The two arm dumbbell row exercise is used to target the back, primarily the latissimus dorsi or "lats." The lower back is also used in this exercise as a stabilizer. However, many individuals can often mistake this exercise as an arm exercise. While in fact you are incorporating your arms in this routine, it is important to remember that the main focus is the back. When performing this exercise it is very important to remember proper form; failure to do so could lead to back and neck pain.

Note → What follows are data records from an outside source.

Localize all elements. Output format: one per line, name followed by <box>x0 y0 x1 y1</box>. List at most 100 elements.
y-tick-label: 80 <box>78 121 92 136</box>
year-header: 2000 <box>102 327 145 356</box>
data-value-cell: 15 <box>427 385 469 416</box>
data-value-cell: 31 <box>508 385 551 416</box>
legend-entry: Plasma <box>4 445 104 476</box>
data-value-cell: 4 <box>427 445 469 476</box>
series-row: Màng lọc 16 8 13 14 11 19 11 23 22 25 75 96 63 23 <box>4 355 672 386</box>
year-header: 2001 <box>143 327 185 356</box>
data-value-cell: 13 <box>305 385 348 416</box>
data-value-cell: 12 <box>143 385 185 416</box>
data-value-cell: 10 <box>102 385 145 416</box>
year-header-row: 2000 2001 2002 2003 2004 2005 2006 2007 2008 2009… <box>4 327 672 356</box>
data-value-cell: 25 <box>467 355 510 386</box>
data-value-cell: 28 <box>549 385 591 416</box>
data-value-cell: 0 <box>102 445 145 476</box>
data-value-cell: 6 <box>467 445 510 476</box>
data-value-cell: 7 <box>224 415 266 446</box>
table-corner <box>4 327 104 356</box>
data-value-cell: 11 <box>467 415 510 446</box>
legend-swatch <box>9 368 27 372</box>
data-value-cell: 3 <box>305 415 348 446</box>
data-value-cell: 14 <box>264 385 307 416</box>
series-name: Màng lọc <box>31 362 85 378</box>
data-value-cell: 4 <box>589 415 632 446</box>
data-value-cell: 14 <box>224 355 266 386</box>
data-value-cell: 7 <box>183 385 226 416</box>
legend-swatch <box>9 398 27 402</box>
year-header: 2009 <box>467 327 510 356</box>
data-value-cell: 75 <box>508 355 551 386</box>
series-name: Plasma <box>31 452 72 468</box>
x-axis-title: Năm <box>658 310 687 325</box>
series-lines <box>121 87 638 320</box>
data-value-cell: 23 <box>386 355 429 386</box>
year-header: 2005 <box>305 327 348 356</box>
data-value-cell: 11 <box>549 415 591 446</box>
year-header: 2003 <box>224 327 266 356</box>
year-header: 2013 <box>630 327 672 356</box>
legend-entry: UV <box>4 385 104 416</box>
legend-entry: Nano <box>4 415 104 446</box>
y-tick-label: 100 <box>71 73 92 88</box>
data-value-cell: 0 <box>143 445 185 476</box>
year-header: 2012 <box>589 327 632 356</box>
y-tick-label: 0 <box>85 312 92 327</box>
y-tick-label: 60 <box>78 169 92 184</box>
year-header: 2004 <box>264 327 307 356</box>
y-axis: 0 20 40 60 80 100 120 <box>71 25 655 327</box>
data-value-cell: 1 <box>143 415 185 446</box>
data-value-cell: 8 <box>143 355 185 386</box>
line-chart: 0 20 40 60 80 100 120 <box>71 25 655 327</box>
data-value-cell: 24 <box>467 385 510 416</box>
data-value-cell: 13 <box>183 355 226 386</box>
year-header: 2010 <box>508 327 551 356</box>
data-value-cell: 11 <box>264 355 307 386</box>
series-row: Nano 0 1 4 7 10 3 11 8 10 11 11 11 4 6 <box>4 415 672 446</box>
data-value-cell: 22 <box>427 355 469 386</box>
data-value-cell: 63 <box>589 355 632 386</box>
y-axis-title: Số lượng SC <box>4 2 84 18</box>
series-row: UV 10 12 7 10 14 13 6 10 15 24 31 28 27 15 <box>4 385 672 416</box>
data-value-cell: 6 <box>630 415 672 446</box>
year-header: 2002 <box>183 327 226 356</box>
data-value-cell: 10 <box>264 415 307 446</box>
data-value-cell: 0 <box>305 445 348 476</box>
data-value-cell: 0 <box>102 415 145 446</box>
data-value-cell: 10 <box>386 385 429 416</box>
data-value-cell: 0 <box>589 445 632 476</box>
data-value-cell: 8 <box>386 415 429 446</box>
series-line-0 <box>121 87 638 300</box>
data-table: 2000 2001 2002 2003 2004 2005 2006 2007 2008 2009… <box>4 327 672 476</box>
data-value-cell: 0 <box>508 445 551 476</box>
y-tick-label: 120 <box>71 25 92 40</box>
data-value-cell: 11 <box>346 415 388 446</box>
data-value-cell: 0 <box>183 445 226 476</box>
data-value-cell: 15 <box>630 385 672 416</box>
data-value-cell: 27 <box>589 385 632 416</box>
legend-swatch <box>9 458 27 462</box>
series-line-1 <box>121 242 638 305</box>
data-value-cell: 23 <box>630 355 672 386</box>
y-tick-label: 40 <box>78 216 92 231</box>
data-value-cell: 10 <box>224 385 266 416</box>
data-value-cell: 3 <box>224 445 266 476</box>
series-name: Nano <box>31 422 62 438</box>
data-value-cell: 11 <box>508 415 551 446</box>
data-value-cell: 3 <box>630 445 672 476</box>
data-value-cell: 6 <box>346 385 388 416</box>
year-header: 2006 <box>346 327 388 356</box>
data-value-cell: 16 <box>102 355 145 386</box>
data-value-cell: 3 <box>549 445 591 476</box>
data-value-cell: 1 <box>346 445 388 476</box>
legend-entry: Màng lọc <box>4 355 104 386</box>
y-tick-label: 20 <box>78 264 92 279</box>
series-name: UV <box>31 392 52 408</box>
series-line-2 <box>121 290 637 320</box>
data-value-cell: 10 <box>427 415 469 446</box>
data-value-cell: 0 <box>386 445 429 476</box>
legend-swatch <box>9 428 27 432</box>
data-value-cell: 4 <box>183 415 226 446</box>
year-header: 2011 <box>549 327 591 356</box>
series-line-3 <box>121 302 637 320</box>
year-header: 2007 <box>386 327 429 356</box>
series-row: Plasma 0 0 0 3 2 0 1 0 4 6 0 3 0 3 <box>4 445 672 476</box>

Start with legs shoulder width apart and knees slightly bent. As you bend at the waist forward, let the dumbbells come down to about knee height. Focus on sticking your butt out and keeping a nice arch in your lower back while keeping the neck in neutral alignment with the rest of the body. It is also okay to move naturally throughout the exercise, but refrain from any jerking motion. With palms facing towards the body, bring the dumbbells toward your abdomen by squeezing the shoulder blades together. Breathe out as you bring the weights to the abdomen and inhale as you lower them back down. To ensure proper and efficient contraction you should be able to count to 2 on the way up and 2 on the way down.
Tip: It is very important that you do not round out your lower back as you perform this exercise as this could easily lead to injury.
Hold dumbbells with arms extended. Bend down at the waist.
Pull dumbbells into abdomen. Exhale.
Lower the dumbbells to starting position. Repeat.